To answer your other question:

Is there a way to see what variables are available for a multi_epidist object?

There is not a standard method to see which variables can be used to subset. We provide the most common subsetting types are arguments to epidist_db() and the subset argument can be used for more unusual subsetting. The <epidist> structure is consistent so the best way to see which variables are there to be subset by is to use the $ to look into an <epidist> object.

If you think of a better way to inform users on subsetting options please let me know and I'll happily implement it into the package.

avallecam commented 7 months ago

If you think of a better way to inform users on subsetting options please let me know and I'll happily implement it into the package.

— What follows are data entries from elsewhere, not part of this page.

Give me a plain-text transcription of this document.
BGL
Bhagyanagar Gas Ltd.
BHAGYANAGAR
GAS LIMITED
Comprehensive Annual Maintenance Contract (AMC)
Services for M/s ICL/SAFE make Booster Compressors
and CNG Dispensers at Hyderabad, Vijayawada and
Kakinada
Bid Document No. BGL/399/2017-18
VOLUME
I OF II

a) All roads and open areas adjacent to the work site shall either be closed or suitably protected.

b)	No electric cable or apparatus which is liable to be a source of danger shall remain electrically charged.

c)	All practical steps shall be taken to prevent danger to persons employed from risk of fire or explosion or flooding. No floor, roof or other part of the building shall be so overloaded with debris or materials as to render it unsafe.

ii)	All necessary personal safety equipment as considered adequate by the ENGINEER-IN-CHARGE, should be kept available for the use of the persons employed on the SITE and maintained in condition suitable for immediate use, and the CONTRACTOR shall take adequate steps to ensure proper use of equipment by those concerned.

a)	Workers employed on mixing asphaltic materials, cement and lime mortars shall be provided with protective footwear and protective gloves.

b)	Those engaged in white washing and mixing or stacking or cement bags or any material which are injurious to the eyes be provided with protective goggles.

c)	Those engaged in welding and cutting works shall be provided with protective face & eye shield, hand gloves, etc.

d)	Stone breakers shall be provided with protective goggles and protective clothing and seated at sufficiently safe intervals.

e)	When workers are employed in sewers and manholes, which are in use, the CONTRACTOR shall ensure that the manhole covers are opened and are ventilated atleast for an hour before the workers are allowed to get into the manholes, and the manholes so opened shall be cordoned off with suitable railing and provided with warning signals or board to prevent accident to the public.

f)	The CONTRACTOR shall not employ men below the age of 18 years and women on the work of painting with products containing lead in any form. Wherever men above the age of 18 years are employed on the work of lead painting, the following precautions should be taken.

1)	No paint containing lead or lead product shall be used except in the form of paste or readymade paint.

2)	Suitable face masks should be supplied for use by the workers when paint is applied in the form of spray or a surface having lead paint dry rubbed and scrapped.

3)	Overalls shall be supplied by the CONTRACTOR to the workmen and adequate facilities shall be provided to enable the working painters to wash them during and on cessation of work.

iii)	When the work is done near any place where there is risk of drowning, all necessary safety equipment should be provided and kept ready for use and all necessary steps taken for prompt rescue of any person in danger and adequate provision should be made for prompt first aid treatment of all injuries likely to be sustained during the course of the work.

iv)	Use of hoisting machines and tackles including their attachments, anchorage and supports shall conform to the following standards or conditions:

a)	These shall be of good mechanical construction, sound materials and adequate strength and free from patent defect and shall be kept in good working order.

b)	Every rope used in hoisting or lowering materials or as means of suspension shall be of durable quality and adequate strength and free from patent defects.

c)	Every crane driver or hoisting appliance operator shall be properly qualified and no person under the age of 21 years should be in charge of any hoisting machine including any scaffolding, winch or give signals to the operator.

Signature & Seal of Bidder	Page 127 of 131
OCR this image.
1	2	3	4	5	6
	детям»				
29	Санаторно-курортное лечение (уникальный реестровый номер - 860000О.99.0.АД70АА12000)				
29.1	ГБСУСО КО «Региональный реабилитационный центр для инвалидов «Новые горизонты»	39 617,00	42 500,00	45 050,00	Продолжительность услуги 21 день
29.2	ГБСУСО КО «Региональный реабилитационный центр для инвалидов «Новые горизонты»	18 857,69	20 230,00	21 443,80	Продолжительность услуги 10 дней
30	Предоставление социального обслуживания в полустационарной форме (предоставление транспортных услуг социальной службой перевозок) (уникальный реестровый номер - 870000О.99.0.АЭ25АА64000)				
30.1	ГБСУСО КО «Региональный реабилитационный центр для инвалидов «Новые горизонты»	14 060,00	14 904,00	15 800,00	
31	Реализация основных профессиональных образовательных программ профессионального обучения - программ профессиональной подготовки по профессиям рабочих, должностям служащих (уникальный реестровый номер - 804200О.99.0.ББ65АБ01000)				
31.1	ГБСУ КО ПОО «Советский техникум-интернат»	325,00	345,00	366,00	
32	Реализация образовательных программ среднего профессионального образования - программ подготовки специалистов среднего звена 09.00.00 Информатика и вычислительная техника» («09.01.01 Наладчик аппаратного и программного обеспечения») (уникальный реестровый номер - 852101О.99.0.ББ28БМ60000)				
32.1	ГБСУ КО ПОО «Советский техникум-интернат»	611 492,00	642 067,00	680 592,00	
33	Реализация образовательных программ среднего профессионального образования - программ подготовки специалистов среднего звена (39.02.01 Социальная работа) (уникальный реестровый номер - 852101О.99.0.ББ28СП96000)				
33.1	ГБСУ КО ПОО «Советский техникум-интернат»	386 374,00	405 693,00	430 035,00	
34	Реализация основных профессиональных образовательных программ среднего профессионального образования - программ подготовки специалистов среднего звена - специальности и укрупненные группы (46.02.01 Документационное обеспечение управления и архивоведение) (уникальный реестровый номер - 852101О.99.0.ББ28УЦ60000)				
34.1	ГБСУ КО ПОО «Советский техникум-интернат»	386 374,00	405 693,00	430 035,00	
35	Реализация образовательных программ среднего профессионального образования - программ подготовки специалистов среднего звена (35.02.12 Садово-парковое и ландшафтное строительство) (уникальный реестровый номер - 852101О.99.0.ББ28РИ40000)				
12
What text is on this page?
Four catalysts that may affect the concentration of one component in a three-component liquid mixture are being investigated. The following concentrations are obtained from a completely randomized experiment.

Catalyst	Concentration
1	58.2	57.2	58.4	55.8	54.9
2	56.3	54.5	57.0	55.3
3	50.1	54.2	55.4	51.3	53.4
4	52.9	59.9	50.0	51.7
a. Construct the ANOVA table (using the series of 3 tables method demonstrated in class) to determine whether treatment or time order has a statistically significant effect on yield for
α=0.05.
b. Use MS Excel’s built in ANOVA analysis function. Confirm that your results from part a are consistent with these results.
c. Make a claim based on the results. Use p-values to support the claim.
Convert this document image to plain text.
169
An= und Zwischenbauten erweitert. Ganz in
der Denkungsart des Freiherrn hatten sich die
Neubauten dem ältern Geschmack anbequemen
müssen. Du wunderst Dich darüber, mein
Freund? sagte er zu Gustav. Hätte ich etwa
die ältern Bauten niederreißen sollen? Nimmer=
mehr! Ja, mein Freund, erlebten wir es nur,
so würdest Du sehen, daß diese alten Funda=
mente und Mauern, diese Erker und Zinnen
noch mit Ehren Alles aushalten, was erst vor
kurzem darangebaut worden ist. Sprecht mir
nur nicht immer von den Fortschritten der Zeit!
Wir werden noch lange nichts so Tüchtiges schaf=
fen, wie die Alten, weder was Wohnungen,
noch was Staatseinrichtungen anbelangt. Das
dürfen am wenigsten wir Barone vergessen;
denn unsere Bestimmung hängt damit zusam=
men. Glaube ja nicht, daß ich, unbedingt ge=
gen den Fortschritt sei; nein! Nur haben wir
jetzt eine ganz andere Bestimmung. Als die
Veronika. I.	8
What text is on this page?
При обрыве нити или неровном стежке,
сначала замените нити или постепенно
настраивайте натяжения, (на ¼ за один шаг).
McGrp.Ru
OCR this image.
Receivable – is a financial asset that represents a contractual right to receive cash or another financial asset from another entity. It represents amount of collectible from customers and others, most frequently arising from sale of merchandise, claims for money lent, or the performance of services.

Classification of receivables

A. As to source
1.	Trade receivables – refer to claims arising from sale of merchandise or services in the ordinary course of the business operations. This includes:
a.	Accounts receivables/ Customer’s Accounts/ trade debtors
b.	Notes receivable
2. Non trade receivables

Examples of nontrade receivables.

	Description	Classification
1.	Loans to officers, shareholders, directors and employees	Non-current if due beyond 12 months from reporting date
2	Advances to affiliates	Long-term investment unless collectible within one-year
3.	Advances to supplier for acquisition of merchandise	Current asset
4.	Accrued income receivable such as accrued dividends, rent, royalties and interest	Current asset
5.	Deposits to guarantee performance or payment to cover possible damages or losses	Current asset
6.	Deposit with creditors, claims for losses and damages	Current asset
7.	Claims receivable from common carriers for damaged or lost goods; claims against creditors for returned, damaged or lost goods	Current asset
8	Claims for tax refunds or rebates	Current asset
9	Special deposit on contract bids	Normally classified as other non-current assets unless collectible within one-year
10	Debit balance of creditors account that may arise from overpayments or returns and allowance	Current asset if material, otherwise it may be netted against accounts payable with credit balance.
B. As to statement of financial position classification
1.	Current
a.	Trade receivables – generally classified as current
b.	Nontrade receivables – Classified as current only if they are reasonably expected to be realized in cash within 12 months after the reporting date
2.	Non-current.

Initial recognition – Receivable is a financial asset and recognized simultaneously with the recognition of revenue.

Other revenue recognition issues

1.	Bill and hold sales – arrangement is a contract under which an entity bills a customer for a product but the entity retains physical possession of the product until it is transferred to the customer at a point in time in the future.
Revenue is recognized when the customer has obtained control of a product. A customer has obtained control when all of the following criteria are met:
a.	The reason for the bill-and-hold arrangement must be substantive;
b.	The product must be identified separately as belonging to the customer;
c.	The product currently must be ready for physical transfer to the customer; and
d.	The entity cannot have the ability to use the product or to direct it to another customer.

I would not say that this is a better way, but flexible. As a user, I liked the possibility of using epiparam() + dplyr::filter() as a combo to explore the whole database before using epidist_db() or at list inherit the class until broken intentionally by the user.

I raised #224 and #225 mostly because epiparam() was no longer exported to the namespace. If you can point me to the key discussions that led to this decision in #197 will be highly informative to me. Because, I still think that keeping it would keep the previous flexibility.

This was previously used in:

joshwlambert commented 4 months ago

@avallecam I cannot remember whether there was any recorded discussion before the changes to remove <epiparam> from {epiparameter}. I will search and if I find any I will link to it in this issue. Some initial comments about package complexity were raised in #151, and these led to the major refactor in #197. There were certain limitations with storing the data in a tabular form, both when saved as a csv or read into R as a <data.frame>.

However, it seems clear that the need/benefit of having and easily accessible tabular form to the epidemiological parameter library is there so I propose adding an as.data.frame() method for <multi_epidist> to easily enable this transformation.

avallecam commented 4 months ago

However, it seems clear that the need/benefit of having and easily accessible tabular form to the epidemiological parameter library is there so I propose adding an as.data.frame() method for <multi_epidist> to easily enable this transformation.

Thank you for sharing the context of the limitations that guided that removal. I think you did get a sense of my main intention from #225 and this issue. If {epiparameter} can list me literature-reviewed distributions, I would also want to access any of them apart from the easiness (of following the selection criteria) that single_epidist provides. Different users may prefer to use different ways to access them, so keeping that gate open may be a sensible decision.

For future plans, if {epiparameter} ends up being an API from a database server online, then {epiparameter} may be flexible enough to apply SQL commands before importing the data to an R session (like backends I read listed in {dbplyr}).